The songs on this album are very catchy, and the lyrics are quite poetic for the most part. In “Soul Searching” he somewhat shockingly mentions that he “sympathizes with the Columbine murderers.” Probably many people would on some level, if they had been bullied or made fun of in school at any time in their life. Whether he is serious or whether it is just a lyrical metaphor, there actually is always some genuine soul searching going on when someone faces potentially dark thoughts. This is the type of stuff that ties the album together nicely with the title. Is it artistic truth and intellectual honesty, misunderstood by unimaginative people? Or is P.A.T. just another embodiment of the worst of hip hop stereotypes? Maybe a bit of both? What seems to separate him from most other hip hop artists is a self awareness and witty sense of humor about the matter.
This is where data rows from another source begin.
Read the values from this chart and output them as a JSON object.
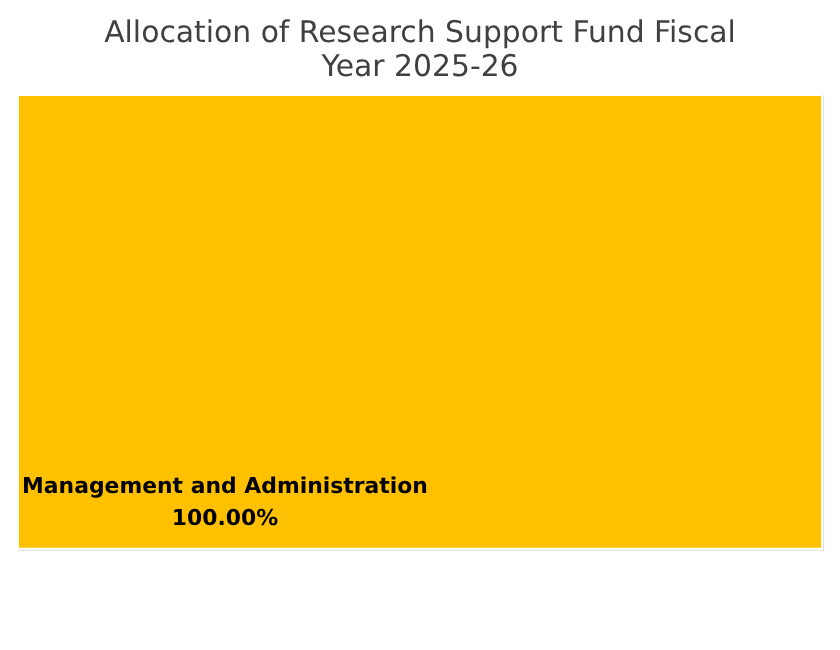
{
  "chart_data": {
    "type": "other",
    "title": "Allocation of Research Support Fund Fiscal Year 2025-26",
    "categories": [
      "Management and Administration"
    ],
    "values": [
      100
    ],
    "value_labels": [
      "100.00%"
    ],
    "colors": [
      "#ffc000"
    ]
  }
}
Even though you can tell he has some street cred and could get tough if he wanted to, he comes off more as a guy you’d want to hang out with and wax nostalgic about vintage Super Nintendo games and 80′s TV than someone who’s going to corrupt your children and radicalize oppressed peoples. His demeanor is just too polite and reasonable for all that. Check out his music. It’s worth a few listens.